The primary purpose of social studies is to help young people develop the ability to make informed and reasoned decisions
for the public good as citizens of a culturally diverse, democratic society in an interdependent world
Rwanda’s National Curriculum Development Centre (NCDC), introduced social studies in primary school this year. Social studis is the integrated study of the social sciences and humanities to promote civic competence.
The centre felt the need for the primary level to have an integrated approach to some of the issues that are affecting our society such as HIV/Aids, human rights, national reconciliation, environmental issues and general knowledge.
NCDC Director General, Charles Gahima, told The New Times that both the teachers and the students have shown positive response to the subject.
Social studies involve a lot of interaction between the teacher and the pupil hence it has created a better learning environment and a good relationship between the two parties.

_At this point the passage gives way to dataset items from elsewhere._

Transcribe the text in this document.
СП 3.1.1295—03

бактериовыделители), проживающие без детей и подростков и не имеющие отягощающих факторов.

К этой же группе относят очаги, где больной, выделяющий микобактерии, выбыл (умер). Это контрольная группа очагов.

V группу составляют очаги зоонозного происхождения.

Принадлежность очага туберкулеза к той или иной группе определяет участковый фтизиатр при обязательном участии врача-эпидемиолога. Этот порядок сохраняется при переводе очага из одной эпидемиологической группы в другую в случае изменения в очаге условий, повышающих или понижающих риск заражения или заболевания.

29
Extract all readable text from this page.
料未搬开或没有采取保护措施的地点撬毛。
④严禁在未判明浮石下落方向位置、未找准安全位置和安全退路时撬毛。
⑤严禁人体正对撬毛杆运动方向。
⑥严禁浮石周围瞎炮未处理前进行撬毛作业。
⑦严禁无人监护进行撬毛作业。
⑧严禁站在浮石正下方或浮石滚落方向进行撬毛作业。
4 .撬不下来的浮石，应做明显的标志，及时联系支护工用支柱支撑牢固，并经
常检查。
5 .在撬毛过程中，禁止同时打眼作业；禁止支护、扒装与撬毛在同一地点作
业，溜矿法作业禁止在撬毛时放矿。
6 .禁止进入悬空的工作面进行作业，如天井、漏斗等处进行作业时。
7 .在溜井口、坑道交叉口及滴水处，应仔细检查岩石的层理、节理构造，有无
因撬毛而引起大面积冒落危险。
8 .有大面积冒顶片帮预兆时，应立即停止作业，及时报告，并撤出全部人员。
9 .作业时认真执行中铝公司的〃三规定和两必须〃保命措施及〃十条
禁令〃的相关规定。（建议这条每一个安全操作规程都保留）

He said that they have conducted in-service training for teachers who are involved in carrying out experiments and trials of any syllabus and to orient them on the use and exploitation of curricula and teaching materials.
“Despite social studies for primary schools, NCDC has also introduced a general paper for the A-levels,” Gahima referred to this as the advanced opposite of social studies.
The students will be tested in both international and local politics, technology, environmental issues, current affairs and general knowledge.
This is to ensure that the students are in touch with today’s world. The centre has also introduced entrepreneurship for the O-levels.
Meaning that the students who do not make it beyond this level get some training that can create job opportunities for them.
They get to learn about project management, basic accounting, basic book keeping, custom duty, clearing and forwarding; how to deal with banking and savings and even taxation.
These fields may appear to be common knowledge to many but it helps them in career building. Brian Ssenyonga, a high school teacher thinks that students have a long way to go in the general paper.
“It requires the student to do research and express it in words which requires him or her to be good in languages,” he said.
The major challenge the subject is facing is lack of adequate teachers who are trained to teach this subject. Most of these teachers come from neighbouring countries.
The general study syllabus covers from senior four to six classes and Ssenyonga is not sure whether the senior six final paper will cover only what they have learnt since its introduction or will also contain other classes material.
Another problem that should be addressed is that since the general paper requires a lot of research, the schools have to set up research centers.
To build capacity, NCDC says it ensures that all school curricula are well-understood and effectively used by teachers via regular visits to schools, training seminars to orient teachers, periodic reviews, research and evaluation of curricula.
The centre developed the curricula according to criteria relevant to the needs and aspirations of society relating to the children’s education.
It is anticipated that students will be critical, well-informed, self-reliant, patriotic, scientifically aware and competitive. It is important for students in social studies programmes to begin to understand, appreciate, and apply knowledge, processes, and attitudes from academic disciplines.
But even such discipline-based learning draws simultaneously from several disciplines in clarifying specific concepts.
Discipline-based knowledge processes, and attitudes are fully utilised within social studies programmes.
Social studies students must study the development of social phenomena and concepts over time; must have a sense of place and interrelationships among places across time and space; must understand institutions and processes that define our democratic republic; must draw from other disciplines appropriate to a more complete understanding of an idea or phenomenon; and must experience concepts reflectively and actively, through reading, thinking, discussing, and writing.
“To achieve the vision of social studies, we must ensure that students become intimately acquainted with scholarship, artisanship, leadership, and citizenship, Excellence in social studies will be achieved by programmes in which students gain the knowledge, skills, and attitudes necessary to understand, respect, and practice the ways of the scholar, the artisan, the leader, and the citizen in support of the common good,” he concluded.
The common good is supported when all citizens become aware that the meaning and purpose of education in a democratic republic is the intellectual and ethical development of “student-citizens,” young people who will soon assume the role of citizen.
Individuals must understand that their self-interest is dependent upon the well-being of others in the community. Attention to the common good means putting first things first. If educators address the ethical and intellectual habits of students, other priorities will be realised.
The moral of educators is to see all as precious and recognise that they will inherit a world of baffling complexity. Their responsibility is to respect and support the dignity of the individual, the health of the community, and the common good of all.
This responsibility demands that they teach the students to recognise and respect the diversity that exists within the community.